Ancak bizler biliyoruz ki, emperyalist-kapitalist sistemin bu kirli planları halkların kararlı direnişiyle mutlaka boşa çıkacaktır. İsrail’in Filistin’deki işgali ve Lübnan’a yönelik saldırıları bölgedeki emperyalist barbarların hegemonya planlarıyla doğrudan bağlantılıdır. Bu saldırılar onların desteği ve doğrudan katılımıyla yapılmaktadır. Bu nedenle, sadece İsrail’e değil, onun ortakları emperyalist güçlere ve sisteme karşı da mücadele etmek zorundayız.
Bu bağlamda, tüm bölge halklarını kapsayan geniş bir Direniş Cephesi’nin yaratılması ve güçlendirilmesi önümüzdeki mücadele süreçlerinin ana eksenlerinden birini oluşturmalıdır. Bu doğrultuda halen sürmekte olan tüm protesto eylemlerinin, ekonomik boykotların, uluslararası diplomatik baskı ve faaliyetlerin ve küresel dayanışma ağlarının ve her türlü diğer mücadele biçim ve olanaklarının büyütülmesi, daha örgütlü ve birleşik hale getirilmesi bu sürecin pratik görevleri arasındadır.
Soykırımcı, yayılmacı siyonist İsrail devleti ve onun emperyalist-kapitalist ortaklarına karşı direniş bir tek ve yegane çaredir! Ortadoğu ve dünyanın her yerinde bu saldırganlığa karşı ayağa kalkmalıyız. Topyekun bir direnişle İsrail’in işgalci ve soykırımcı planlarını boşa çıkarmalı ve emperyalist-kapitalist güçlerin Ortadoğu’yu yeniden şekillendirme planlarını bozmalıyız.

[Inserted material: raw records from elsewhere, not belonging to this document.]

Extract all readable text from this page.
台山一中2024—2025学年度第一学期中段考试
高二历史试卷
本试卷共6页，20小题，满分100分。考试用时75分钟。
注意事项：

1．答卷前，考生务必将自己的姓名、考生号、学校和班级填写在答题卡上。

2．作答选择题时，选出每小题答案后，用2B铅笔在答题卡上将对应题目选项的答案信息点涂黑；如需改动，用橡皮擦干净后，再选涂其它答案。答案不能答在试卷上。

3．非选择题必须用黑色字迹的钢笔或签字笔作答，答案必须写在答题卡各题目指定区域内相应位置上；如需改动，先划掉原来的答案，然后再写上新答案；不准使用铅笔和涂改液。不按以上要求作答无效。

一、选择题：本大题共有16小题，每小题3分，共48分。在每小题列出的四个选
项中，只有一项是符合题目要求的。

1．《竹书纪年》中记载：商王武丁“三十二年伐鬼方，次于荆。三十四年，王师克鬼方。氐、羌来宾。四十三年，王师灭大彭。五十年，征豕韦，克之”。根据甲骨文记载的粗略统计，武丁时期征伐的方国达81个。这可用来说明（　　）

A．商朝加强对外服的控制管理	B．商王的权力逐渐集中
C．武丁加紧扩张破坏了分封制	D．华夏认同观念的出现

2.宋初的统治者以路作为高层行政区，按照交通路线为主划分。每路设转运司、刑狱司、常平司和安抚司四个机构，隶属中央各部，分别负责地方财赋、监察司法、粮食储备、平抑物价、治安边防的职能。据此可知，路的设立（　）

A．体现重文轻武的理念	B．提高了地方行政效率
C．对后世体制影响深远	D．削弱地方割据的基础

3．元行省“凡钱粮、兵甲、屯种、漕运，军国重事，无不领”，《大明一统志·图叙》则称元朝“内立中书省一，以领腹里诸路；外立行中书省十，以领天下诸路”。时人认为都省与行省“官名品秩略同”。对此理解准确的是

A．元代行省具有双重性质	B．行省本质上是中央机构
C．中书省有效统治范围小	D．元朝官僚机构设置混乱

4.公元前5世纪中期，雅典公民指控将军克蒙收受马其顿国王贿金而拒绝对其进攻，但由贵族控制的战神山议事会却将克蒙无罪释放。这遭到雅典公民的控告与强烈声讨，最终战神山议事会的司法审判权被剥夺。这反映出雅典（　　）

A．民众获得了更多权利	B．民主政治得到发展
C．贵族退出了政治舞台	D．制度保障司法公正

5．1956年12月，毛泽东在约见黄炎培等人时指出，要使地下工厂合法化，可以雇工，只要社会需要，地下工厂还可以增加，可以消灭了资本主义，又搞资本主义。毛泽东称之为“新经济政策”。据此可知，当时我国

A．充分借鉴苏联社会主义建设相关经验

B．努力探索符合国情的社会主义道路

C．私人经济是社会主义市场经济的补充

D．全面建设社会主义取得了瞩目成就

Bu savaş sadece Filistin ve Lübnan’ın değil, emperyalist-kapitalist düzene karşı direnen tüm halkların özgürlük ve onur mücadelesidir. Bugün direniş bayrağını yükseltmenin vaktidir. İşgalciler, soykırımcılar ve onların emperyalist destekçi ve ortakları bilsinler ki, direniş her yerde, her zaman sürecek, tüm dünya özgürleşinceye dek!
YAŞASIN FİLİSTİN VE LÜBNAN HALKLARININ DİRENİŞİ!
YAŞASIN ORTADOĞU DEVRİMCİ ÇEMBERİ!
ZAFER DİRENEN HALKLARIN OLACAK!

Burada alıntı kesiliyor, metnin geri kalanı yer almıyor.